Странные сближения | страница 54
— Стаканчик, барин. Я ему с утреца принёс, он просил оченно, опохмелиться…
Пушкин застонал и повалился на солому рядом с пьяным.
На завтрак ни Пушкин, ни Николя не явились, сказавшись больными.
— Я уже наверно никогда не буду пить, — убежденно сказал Николя, когда Александр заглянул к нему.
— Бог с тобой, хотя бы покурить хочешь?
— Заклинаю, ни слова больше. А что вчера было вообще?
Пушкин рассказал всё, за исключением вызволения из трактира пьяницы-Аркадия; Николя потер виски и сообщил, что не помнит ничего с того момента, как выпил первый стакан. Александр посоветовал ему впредь не понижать градус, но Николя вяло замахал и напомнил, что отныне он трезвенник.
Позволим себе взлететь над Крымом, сквозь пыльную крону кипариса — вверх; обернувшись к земле, обнаружить, что более нет под нами Тавриды, а стоит в тумане Петербург, куда нельзя возвращаться Пушкину, но можно нам; упадем на его улицы, и — не стоять, только вперед! — сквозь кружевной веер дамы в пролетке, над площадью, вспугнув голубей; над Невою — в окно, где — лучшее мы уже видели, пропадать не жаль — разбиться о лоб Иоанна Каподистрии.
Каподистрия затворил окно и вернулся к столу.
— Штабс-капитан Рыул должен бы уж доехать до Юрзуфа, — говорил Капитонов. Черницкий с Рыжовым сидели по обе стороны он него и глядели на карту, лежащую посреди стола.
— Думаете, Француз с ним встретится?
— Не знаю, ваше превосходительство. Но полагаю, такое возможно.

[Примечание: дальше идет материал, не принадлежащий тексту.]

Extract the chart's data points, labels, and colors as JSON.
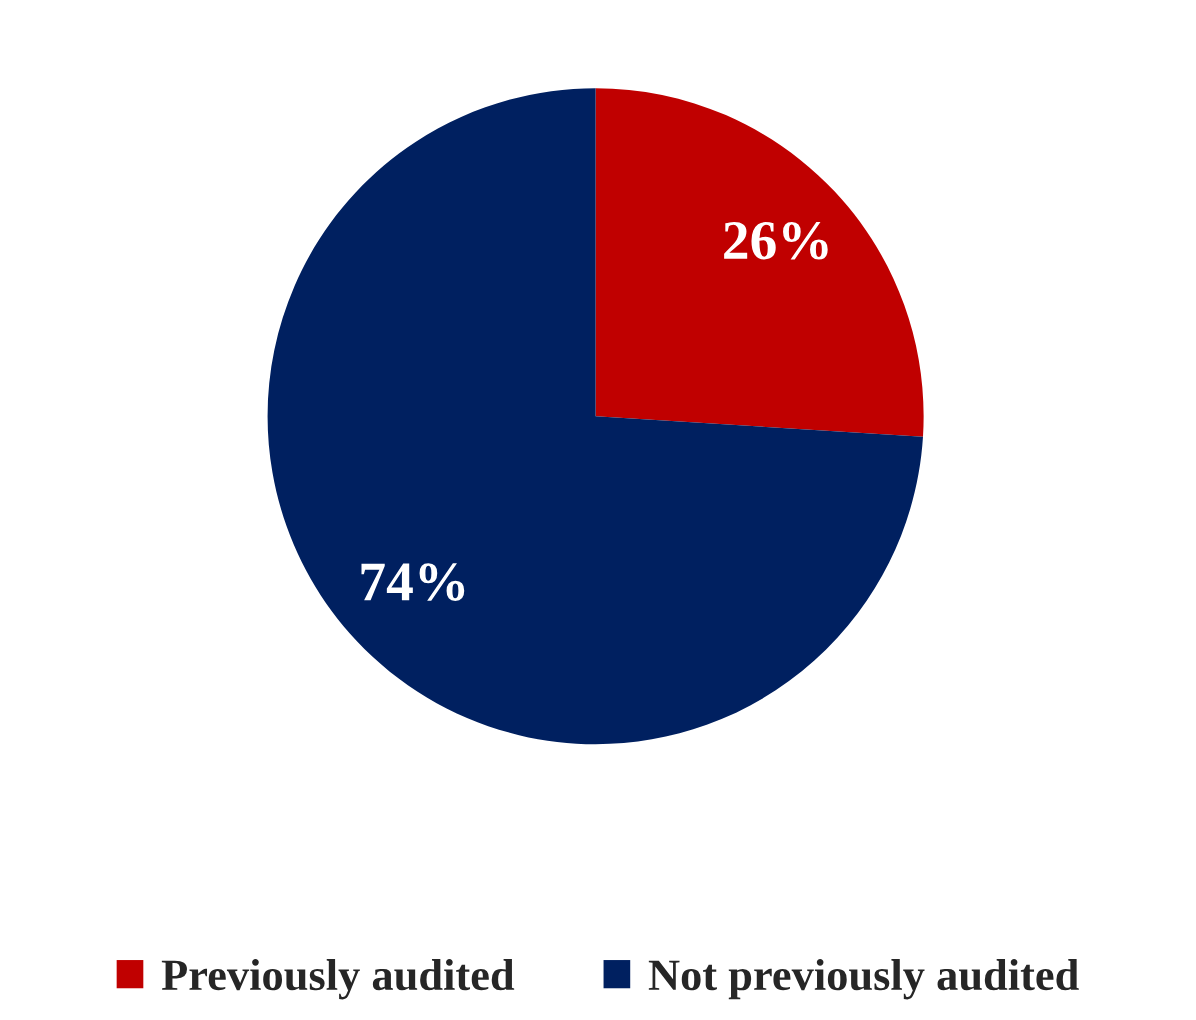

Каподистрия привычно потёр подбородок. Он не знал Рыула и не возлагал на людей Ипсиланти особенных надежд, но кроме Ипсиланти всего один человек мог возглавить будущее восстание, и этим человеком был сам отец-создатель братства «Филики Этерия», статс-секретарь Иоанн Каподистрия. Александр Ипсиланти не блистал умом, и министр понимал — появись возможность поднять русских греков и требовать поддержки императора, Ипсиланти так и поступит, не задумываясь о возможной войне, в коей ни ему, ни людям покрупнее не перепадет ничего, кроме бед. А уж если турецкий шпион затеял провокацию, итогом которой будет война, Ипсиланти этому не только не помешает, но даже и поможет.
Будь наша повесть чуть менее правдивой, можно было бы сказать, что у Каподистрии имелся свой тайный план; но нет — он просто любил свою Грецию и желал ей свободы, а ещё любил службу, и желал себе оставаться «превосходительством» и впредь. Ситуация его вполне устраивала, зане можно было скрыто поддержать Этеристов и открыто поиздеваться над коллегами. Ипсиланти тоже неплохо развлекал своими импровизациями.